“And now,” said the barrister, “may I ask as a friend to what use you intend to put your newly found wealth?”

“Oh, that is simple enough. I have to pay £500 which I lost in bets over that beastly unlucky match. Then I have a splendid ‘spec,’ into which I will now be able to place about £2,000—a thing which I have good reason to believe will bring me in at least ten thou’ within the year, and there is nearly a thousand pounds to go on with. And all thanks to you.”

“Never mind thanking me. I am only too glad to have taken such a part in the affair. I will not forget this night as long as I live.”

“Nor I. Just think of it. I might be lying in the gardens now, or in some mortuary, with half my head blown off.”

“Tell me,” said Bruce, between the contemplative puffs of a cigar, “what induced you to think of suicide?”

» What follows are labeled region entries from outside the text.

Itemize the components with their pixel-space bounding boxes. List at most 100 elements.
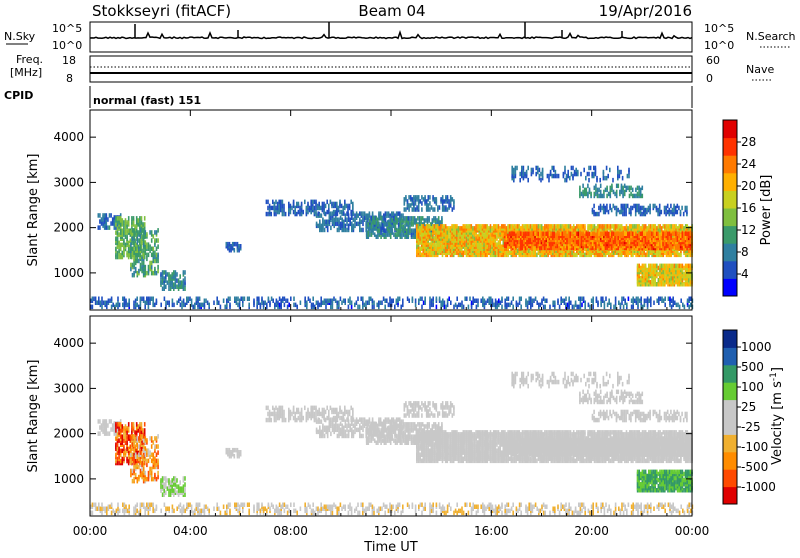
- range-time-cell: [464, 297, 466, 302]
- range-time-cell: [290, 204, 292, 209]
- range-time-cell: [280, 200, 282, 205]
- range-time-cell: [440, 224, 442, 229]
- range-time-cell: [512, 251, 514, 256]
- range-time-cell: [533, 232, 535, 237]
- range-time-cell: [480, 224, 482, 229]
- range-time-cell: [229, 297, 231, 302]
- range-time-cell: [184, 303, 186, 308]
- range-time-cell: [180, 303, 182, 308]
- range-time-cell: [322, 301, 324, 306]
- range-time-cell: [487, 253, 489, 258]
- range-time-cell: [346, 228, 348, 233]
- range-time-cell: [522, 232, 524, 237]
- range-time-cell: [405, 207, 407, 212]
- range-time-cell: [96, 301, 98, 306]
- range-time-cell: [485, 230, 487, 235]
- range-time-cell: [325, 305, 327, 310]
- range-time-cell: [647, 297, 649, 302]
- range-time-cell: [141, 261, 143, 266]
- range-time-cell: [671, 299, 673, 304]
- range-time-cell: [342, 206, 344, 211]
- range-time-cell: [432, 218, 434, 223]
- range-time-cell: [348, 224, 350, 229]
- range-time-cell: [128, 299, 130, 304]
- range-time-cell: [140, 228, 142, 233]
- range-time-cell: [336, 301, 338, 306]
- range-time-cell: [439, 251, 441, 256]
- range-time-cell: [506, 303, 508, 308]
- range-time-cell: [598, 240, 600, 245]
- range-time-cell: [399, 297, 401, 302]
- range-time-cell: [560, 297, 562, 302]
- range-time-cell: [495, 238, 497, 243]
- range-time-cell: [412, 201, 414, 206]
- range-time-cell: [589, 305, 591, 310]
- range-time-cell: [541, 224, 543, 229]
- range-time-cell: [338, 218, 340, 223]
- range-time-cell: [406, 222, 408, 227]
- range-time-cell: [315, 200, 317, 205]
- range-time-cell: [648, 299, 650, 304]
- range-time-cell: [575, 301, 577, 306]
- range-time-cell: [421, 195, 423, 200]
- range-time-cell: [372, 230, 374, 235]
- range-time-cell: [688, 226, 690, 231]
- range-time-cell: [635, 253, 637, 258]
- range-time-cell: [282, 212, 284, 217]
- range-time-cell: [168, 272, 170, 277]
- range-time-cell: [474, 226, 476, 231]
- range-time-cell: [299, 210, 301, 215]
- range-time-cell: [351, 305, 353, 310]
- noise-right-label: N.Search: [746, 30, 796, 43]
- range-time-cell: [130, 242, 132, 247]
- range-time-cell: [133, 305, 135, 310]
- range-time-cell: [298, 210, 300, 215]
- range-time-cell: [538, 224, 540, 229]
- range-time-cell: [591, 224, 593, 229]
- range-time-cell: [153, 251, 155, 256]
- range-time-cell: [615, 305, 617, 310]
- range-time-cell: [632, 305, 634, 310]
- range-time-cell: [664, 224, 666, 229]
- range-time-cell: [543, 305, 545, 310]
- range-time-cell: [608, 240, 610, 245]
- range-time-cell: [512, 240, 514, 245]
- range-time-cell: [429, 242, 431, 247]
- range-time-cell: [277, 301, 279, 306]
- range-time-cell: [663, 224, 665, 229]
- freq-label-2: [MHz]: [10, 66, 42, 79]
- range-time-cell: [256, 297, 258, 302]
- range-time-cell: [674, 301, 676, 306]
- range-time-cell: [135, 299, 137, 304]
- range-time-cell: [581, 303, 583, 308]
- range-time-cell: [132, 247, 134, 252]
- range-time-cell: [300, 301, 302, 306]
- range-time-cell: [327, 299, 329, 304]
- range-time-cell: [122, 251, 124, 256]
- range-time-cell: [138, 230, 140, 235]
- range-time-cell: [137, 236, 139, 241]
- range-time-cell: [466, 242, 468, 247]
- range-time-cell: [671, 253, 673, 258]
- range-time-cell: [411, 232, 413, 237]
- range-time-cell: [572, 305, 574, 310]
- range-time-cell: [380, 230, 382, 235]
- range-time-cell: [165, 301, 167, 306]
- range-time-cell: [237, 297, 239, 302]
- range-time-cell: [123, 220, 125, 225]
- range-time-cell: [388, 303, 390, 308]
- range-time-cell: [416, 230, 418, 235]
- range-time-cell: [448, 203, 450, 208]
- range-time-cell: [267, 200, 269, 205]
- range-time-cell: [451, 253, 453, 258]
- range-time-cell: [490, 232, 492, 237]
- range-time-cell: [200, 303, 202, 308]
- range-time-cell: [415, 303, 417, 308]
- range-time-cell: [127, 303, 129, 308]
- range-time-cell: [385, 211, 387, 216]
- range-time-cell: [362, 301, 364, 306]
- range-time-cell: [448, 244, 450, 249]
- range-time-cell: [149, 249, 151, 254]
- range-time-cell: [650, 297, 652, 302]
- range-time-cell: [418, 195, 420, 200]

“It was a combination of circumstances,” replied the other. “You must understand that I was somewhat worried about financial and family matters when I came to Monte Carlo. It was not to gamble, in a sense, that I remained here. I have loafed about the world a good deal, but I may honestly say I never made a fool of myself at cards or backing horses. At most kinds of sport I am fairly proficient, and in pigeon-shooting, which goes on here extensively, I am undoubtedly an expert. For instance, all this season I have kept myself in funds simply by means of these competitions.”

His hearer nodded approvingly.

“Well, in the midst of my minor troubles, I must needs go and fall over head and ears in love—a regular bad case. She is the first woman I ever spoke two civil words to. We met at a picnic along the Corniche Road, and she sat upon me so severely that I commenced to defend myself by showing that I was not such a surly brute as I looked. By Jove, in a week we were engaged.”

The barrister indulged in a judicial frown.